IMG_20170226_134808 IMG_20170226_134812 IMG_20170913_103059 IMG_20170913_103243

Next came assembling the used rack found off the local classifieds, racking the gear, and making cable from the patch panel to the rack. Generally tried to keep things as tidy as possible for cabling.

  IMG_20170913_103219 IMG_20170913_103132IMG_20170913_103234

Overall, I spent a couple of weekends completing the project, and currently have 824 cable runs populated. This covers my office, living room, and bedroom. Next up is patching in the kitchen, and the ceiling for an AP mount. In the rack I have:

– 2 Dell PowerConnect switches (1x 48 port, 1x 24 port, just the 48 port shown.)

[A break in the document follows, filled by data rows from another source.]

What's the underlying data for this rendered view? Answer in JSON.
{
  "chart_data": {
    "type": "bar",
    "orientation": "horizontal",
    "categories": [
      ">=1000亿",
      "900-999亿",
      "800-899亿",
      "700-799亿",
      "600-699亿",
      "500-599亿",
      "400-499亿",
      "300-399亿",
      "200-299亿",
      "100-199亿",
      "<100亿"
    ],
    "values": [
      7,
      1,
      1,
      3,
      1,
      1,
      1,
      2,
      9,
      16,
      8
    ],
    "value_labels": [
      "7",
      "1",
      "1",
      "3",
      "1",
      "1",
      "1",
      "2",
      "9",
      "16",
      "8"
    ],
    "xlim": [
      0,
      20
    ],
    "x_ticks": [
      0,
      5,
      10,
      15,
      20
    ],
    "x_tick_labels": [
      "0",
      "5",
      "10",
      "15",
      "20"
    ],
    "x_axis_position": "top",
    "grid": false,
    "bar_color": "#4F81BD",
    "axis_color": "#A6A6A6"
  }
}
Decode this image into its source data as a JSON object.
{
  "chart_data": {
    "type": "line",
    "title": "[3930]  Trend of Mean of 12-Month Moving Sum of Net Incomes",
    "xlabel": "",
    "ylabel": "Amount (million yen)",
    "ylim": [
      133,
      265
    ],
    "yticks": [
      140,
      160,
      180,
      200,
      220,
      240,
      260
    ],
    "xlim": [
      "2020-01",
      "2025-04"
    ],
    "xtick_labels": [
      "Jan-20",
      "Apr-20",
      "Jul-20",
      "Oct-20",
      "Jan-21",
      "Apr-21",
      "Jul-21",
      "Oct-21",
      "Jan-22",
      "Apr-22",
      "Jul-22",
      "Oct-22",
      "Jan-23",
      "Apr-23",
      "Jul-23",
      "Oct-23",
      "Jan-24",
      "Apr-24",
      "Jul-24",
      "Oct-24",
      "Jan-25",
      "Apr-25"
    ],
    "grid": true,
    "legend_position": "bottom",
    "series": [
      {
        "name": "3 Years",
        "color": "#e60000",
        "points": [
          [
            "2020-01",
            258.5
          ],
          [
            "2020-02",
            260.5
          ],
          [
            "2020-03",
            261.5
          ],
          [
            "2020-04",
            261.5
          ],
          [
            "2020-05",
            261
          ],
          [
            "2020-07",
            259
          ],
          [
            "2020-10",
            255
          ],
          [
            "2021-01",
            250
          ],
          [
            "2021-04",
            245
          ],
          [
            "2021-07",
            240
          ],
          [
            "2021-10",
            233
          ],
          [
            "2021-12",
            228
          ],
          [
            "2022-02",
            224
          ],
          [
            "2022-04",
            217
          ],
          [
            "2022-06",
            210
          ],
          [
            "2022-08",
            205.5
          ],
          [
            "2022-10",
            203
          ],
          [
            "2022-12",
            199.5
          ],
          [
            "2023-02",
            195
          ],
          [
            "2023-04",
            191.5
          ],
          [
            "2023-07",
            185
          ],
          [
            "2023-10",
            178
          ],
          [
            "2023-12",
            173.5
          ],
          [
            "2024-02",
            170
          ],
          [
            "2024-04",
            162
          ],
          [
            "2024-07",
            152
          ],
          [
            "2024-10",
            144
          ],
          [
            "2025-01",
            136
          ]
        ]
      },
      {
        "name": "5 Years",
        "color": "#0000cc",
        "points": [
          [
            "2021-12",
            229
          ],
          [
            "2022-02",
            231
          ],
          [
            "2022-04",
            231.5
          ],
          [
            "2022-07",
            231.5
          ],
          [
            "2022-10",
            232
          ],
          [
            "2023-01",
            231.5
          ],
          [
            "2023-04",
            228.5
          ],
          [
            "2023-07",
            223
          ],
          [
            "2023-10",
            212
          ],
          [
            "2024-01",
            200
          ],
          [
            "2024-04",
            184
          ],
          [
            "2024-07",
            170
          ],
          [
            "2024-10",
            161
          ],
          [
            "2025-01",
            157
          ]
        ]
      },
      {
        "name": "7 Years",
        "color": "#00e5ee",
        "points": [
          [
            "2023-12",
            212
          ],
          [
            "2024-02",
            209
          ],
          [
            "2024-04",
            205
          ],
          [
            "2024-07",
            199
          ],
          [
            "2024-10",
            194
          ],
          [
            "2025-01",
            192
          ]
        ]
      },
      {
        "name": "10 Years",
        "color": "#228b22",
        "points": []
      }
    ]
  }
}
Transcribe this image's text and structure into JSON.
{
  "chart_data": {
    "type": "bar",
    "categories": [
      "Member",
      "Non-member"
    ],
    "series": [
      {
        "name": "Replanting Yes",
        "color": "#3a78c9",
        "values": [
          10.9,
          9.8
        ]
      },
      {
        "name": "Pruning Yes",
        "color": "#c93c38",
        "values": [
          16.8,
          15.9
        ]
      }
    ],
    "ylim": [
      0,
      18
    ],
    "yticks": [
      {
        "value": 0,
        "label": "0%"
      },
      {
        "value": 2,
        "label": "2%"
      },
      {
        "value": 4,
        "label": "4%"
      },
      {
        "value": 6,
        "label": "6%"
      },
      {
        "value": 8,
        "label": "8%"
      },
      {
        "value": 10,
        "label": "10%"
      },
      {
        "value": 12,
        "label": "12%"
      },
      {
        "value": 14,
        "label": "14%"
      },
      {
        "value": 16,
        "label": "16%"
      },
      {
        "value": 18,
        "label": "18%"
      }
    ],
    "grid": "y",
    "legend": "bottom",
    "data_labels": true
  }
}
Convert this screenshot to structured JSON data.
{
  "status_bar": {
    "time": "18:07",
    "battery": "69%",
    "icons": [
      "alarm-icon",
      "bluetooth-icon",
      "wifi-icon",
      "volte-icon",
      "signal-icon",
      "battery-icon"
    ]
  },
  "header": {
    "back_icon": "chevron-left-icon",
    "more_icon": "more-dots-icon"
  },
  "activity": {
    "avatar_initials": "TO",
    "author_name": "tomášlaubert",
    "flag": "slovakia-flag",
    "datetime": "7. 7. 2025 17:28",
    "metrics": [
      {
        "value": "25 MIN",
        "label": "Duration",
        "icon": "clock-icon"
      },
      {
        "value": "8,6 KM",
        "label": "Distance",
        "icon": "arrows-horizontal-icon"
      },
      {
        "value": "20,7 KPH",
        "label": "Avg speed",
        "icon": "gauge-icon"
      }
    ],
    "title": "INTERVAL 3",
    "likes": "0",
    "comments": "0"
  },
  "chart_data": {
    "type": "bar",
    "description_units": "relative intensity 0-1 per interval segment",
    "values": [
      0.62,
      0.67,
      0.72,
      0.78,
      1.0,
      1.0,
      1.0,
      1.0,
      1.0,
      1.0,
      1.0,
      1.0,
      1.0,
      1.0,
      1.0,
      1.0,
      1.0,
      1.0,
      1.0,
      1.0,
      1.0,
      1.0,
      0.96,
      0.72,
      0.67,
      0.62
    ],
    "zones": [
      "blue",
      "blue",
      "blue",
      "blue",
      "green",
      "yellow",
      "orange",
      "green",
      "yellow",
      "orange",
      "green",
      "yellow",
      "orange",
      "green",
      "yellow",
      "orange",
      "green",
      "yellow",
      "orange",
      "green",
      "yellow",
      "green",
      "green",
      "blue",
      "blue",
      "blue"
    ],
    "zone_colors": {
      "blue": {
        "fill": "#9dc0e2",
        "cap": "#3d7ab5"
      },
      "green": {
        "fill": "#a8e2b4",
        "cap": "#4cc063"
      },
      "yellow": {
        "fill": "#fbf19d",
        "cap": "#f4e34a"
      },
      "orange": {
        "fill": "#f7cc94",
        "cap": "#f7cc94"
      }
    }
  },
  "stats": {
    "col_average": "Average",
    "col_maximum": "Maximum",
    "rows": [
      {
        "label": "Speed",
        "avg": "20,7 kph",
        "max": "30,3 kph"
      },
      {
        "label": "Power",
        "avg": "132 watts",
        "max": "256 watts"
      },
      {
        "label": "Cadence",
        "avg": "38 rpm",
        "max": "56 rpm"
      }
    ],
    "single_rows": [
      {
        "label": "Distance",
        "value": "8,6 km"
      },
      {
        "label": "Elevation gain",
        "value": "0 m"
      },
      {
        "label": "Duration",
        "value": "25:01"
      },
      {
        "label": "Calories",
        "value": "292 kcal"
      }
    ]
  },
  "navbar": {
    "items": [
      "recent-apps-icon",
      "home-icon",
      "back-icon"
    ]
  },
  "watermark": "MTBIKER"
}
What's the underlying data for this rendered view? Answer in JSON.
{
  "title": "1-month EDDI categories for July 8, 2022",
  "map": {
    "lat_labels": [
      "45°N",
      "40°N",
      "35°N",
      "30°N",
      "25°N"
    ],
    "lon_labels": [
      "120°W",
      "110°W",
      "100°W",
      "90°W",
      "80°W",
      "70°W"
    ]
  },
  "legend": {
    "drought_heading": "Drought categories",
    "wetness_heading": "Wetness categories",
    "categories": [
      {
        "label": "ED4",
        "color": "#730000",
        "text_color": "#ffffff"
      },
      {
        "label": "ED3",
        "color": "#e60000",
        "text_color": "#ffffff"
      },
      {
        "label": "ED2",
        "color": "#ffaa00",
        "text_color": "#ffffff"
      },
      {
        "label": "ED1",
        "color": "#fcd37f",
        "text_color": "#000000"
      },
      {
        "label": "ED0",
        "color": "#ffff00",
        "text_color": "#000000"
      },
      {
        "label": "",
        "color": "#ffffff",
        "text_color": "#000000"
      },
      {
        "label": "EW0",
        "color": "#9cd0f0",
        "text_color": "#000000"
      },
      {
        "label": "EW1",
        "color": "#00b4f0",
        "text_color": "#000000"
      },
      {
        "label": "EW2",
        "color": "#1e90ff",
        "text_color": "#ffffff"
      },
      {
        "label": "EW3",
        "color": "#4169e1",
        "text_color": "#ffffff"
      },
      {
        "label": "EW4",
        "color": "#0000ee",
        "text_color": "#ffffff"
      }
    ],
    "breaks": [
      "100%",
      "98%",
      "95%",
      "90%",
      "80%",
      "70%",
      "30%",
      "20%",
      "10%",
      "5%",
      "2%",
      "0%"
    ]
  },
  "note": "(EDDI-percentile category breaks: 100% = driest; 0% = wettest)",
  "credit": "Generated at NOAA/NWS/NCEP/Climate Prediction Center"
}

– HP Z800, 2x Intel Xeon X5570, 16 core , 96 GB RAM, 3x 256 GB SSD in RAID0, 2x 2TB HDD in RAID1.

– Triplite 1.5 KW UPS, and APC 1.0 KW UPS.

– Tower PC, 1x Intel i7-2600K, 8 core , 32 GB RAM, 1x 256 GB SSD, 4x 1TB HDD in RAID5.

– HP DL360 G7, 2x Intel Xeon E5640, 24 core, 144 GB RAM, 3x 500 GB SSD in RAID0.

The cable modem and Mikrotik CRS125-24G-1S-2HnD-IN router sit upstairs in my office as they’re silent, and are trunked into the ToR switch. My workstation in the office upstairs is a Tower PC, 1x Intel i7-5930K, 12 core, 64 GB RAM, 1x 256 GB SSD M.2 NVMe, 5x 500 GB SSD in RAID5 with a boat load of screen real estate. 🙂 . The rack gear is all KVM hypervisors hosting a handful of VMs for DNS cache, grafana, monitoring, and a whack of OpenStack reproducing environments from Juno to Ocata.